Oltre al suo, chiaro. Il muscolo che gli batte ancora nel petto, i movimenti che il virus non ha ostacolato. 

Hanno cercato di spegnere gli umani. Iniezioni dolorose sottopelle con lo scopo di renderli passivi, deboli e di farli morire nell'arco di qualche giorno.

Il risultato è stato l'esatto opposto, non è mai venuto alla luce il perché. Non hanno guadagnato il privilegio della morte, ma la condanna dell'immortalità. 

E non vivono spenti, senza emozioni. Il mondo ferisce anche dopo secoli trascorsi nel buio. 

«Ho una proposta per te», Edvin tenta di ridestarsi dai pensieri che lo ossessionano quella notte e spera che lei lo ascolti. Non vuole essere crudele. «Se mi dai il tuo sangue senza protestare e ti lasci fare due forellini sul collo, piccoli piccoli, tanto che la ferità non ti brucerà neppure, posso procurarti ciò di cui hai bisogno.»

Silenzio e lacrime, singulti fragili e schiocchi di vertebre e illusioni, poi la donna si sforza di rispondere. «Tu non sai di cosa ho bisogno.
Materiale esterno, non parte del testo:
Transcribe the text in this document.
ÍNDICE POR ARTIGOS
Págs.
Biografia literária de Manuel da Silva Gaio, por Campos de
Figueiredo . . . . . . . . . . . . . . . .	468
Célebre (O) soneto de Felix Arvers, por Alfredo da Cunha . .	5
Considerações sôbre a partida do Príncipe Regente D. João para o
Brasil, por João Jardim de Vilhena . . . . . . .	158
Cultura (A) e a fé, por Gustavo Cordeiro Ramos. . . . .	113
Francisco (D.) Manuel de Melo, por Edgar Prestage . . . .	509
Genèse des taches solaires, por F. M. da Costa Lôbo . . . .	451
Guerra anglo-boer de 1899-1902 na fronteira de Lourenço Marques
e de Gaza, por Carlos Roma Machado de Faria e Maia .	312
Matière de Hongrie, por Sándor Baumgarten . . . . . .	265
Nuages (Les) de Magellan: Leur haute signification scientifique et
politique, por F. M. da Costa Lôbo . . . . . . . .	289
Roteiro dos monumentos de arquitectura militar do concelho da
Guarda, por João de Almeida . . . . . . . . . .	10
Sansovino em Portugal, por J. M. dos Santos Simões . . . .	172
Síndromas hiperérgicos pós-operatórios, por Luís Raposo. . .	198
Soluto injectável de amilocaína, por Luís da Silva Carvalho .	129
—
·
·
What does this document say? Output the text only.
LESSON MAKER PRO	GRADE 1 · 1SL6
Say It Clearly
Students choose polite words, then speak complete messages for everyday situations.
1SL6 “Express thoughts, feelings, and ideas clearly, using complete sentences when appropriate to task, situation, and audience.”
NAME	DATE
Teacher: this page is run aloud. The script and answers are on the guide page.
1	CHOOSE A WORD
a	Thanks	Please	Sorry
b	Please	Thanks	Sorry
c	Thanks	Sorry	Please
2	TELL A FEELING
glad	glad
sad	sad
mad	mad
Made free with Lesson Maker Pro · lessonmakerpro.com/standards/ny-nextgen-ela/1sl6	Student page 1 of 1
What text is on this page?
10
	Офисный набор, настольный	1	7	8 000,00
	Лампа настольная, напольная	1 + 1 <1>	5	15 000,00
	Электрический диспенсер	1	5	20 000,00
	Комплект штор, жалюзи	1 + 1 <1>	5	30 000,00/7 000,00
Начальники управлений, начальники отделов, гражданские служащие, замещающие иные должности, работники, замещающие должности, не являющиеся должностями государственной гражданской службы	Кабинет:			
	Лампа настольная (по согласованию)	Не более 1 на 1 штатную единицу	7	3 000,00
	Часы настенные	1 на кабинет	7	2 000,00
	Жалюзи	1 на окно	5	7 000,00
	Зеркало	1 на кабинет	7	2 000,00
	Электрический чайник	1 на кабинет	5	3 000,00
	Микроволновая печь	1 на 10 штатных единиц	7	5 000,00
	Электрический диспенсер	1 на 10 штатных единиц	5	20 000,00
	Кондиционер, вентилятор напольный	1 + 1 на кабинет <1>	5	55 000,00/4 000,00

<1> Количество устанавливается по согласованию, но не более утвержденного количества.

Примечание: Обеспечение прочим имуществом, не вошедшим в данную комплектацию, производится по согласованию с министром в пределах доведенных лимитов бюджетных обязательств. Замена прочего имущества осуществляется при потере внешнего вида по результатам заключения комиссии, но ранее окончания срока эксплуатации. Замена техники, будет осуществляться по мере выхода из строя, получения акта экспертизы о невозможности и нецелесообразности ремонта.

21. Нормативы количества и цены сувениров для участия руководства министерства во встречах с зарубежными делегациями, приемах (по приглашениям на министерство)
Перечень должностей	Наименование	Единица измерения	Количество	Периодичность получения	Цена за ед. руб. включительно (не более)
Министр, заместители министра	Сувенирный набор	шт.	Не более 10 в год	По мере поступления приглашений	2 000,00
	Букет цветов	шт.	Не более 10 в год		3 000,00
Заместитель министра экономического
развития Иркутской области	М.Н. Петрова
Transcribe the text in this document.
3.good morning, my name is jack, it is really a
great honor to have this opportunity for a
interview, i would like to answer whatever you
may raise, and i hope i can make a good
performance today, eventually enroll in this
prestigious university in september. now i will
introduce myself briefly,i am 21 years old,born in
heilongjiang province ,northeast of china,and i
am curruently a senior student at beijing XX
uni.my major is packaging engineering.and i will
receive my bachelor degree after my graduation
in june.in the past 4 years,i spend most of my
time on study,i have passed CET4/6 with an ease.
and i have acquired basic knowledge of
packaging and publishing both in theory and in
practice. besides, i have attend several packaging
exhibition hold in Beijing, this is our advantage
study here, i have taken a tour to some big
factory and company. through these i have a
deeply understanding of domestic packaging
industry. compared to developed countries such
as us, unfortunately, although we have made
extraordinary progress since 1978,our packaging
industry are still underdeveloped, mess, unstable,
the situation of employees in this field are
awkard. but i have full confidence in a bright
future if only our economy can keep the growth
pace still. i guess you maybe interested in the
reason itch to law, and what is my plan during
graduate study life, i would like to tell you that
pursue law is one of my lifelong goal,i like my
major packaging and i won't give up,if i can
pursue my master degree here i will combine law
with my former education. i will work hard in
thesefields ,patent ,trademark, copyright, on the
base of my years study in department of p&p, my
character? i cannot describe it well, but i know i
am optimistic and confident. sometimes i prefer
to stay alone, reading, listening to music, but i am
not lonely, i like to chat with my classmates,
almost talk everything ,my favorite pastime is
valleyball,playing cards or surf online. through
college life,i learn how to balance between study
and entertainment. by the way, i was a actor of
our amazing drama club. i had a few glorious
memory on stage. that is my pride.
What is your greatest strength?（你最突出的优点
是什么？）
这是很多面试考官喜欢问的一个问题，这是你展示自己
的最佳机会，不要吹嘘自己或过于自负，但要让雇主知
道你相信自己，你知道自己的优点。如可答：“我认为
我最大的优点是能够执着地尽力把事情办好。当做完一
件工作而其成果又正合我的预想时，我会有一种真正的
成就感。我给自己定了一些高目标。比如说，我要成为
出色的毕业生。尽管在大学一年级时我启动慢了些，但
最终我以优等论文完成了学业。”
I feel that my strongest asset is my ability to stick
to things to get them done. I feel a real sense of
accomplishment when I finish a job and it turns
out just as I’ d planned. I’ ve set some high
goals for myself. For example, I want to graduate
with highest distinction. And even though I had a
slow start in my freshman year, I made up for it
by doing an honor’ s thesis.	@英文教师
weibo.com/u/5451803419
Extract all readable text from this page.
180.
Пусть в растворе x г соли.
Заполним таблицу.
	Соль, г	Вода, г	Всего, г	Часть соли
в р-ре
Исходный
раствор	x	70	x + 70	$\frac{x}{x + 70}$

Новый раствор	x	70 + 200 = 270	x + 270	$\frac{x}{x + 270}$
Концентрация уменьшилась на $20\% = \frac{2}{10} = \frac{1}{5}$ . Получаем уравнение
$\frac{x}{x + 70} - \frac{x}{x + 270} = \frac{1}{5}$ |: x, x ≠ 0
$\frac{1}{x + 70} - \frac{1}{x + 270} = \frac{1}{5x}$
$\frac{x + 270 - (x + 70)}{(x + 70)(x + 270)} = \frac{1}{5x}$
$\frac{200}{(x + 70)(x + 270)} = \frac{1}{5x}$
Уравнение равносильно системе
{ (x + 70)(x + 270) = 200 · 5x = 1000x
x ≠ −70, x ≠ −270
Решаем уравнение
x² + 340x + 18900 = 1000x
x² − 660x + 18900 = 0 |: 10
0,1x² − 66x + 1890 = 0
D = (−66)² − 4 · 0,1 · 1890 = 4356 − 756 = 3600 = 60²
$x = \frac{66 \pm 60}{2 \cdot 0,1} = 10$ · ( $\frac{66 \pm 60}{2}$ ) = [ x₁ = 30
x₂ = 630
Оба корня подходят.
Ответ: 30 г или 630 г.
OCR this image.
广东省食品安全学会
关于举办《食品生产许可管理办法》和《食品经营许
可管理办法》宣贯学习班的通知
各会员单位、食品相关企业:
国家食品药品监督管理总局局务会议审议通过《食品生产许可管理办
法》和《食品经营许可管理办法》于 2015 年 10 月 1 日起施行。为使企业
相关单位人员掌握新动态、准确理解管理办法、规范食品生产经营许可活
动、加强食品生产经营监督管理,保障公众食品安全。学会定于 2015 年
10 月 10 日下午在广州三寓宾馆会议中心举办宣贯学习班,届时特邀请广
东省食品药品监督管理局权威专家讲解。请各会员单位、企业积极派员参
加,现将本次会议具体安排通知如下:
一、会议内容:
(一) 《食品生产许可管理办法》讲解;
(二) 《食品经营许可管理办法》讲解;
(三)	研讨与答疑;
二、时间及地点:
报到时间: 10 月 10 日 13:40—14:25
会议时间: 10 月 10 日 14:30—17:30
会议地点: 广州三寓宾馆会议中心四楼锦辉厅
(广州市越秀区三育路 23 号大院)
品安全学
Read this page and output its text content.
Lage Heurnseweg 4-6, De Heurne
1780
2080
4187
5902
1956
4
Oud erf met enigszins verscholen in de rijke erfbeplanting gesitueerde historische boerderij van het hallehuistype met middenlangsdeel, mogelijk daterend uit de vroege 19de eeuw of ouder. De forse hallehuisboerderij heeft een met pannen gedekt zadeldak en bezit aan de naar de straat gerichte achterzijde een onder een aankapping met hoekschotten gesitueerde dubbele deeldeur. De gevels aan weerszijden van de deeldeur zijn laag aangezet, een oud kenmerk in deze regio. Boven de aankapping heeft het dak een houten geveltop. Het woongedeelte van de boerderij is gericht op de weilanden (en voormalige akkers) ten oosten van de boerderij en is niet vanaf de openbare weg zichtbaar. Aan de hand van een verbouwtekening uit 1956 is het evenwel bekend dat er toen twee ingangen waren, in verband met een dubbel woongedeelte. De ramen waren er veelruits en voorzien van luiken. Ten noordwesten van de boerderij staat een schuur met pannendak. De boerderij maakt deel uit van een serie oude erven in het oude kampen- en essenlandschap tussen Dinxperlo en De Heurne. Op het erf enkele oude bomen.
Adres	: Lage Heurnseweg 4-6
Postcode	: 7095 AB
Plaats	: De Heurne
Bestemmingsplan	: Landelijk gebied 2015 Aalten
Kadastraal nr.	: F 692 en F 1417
Devo andare via da qui.»

«Credimi, lì fuori ti farebbero di peggio, te lo strapperebbero via», dice Edvin, e inclina il capo con aria lugubre, tanto che l'altra rabbrividisce e quasi sanguina dagli occhi. Le sue dita raggiungono il ventre della donna. Lei ha così tanta paura che rimane immobile e lo supplica con gli occhi di avere pietà, di non farle del male.

Edvin sorride. «Sei stata fortunata a essere lì, ieri. Il sistema avrebbe fatto di peggio. Noi possiamo aiutarti.»

È debole, è facilmente manipolabile. Ha bisogno d'aiuto, e le conviene stringere un patto e stipulare accordi con il suo carceriere. «Quando sarà il momento ti aiuterò a fuggire», aggiunge, visto che l'altra non sembra intenzionata a pronunciare una sola sillaba. «Se lo dici a qualcuno sarete morti entrambi.»

La donna sobbalza. Sul suo cartellino, il numero stampato è centoventiquattro.

«T-tu come fai a saperlo?», osa porre quella domanda.

«Sento il suo cuore battere», sospira Edvin, e sembra quasi stanco e distrutto. Piegato alle conseguenze, alla vita e agli ordini. Impassibile di fronte alla pronuncia di ricatti sterili e patti stipulati con l'icore.

Decifrare le sue emozioni è quasi impossibile, non riesce nemmeno lui a dargli un nome.

È stanco, forse ha solo bisogno di essere libero.

Ora più che mai, la salvezza gli pesa terribilmente.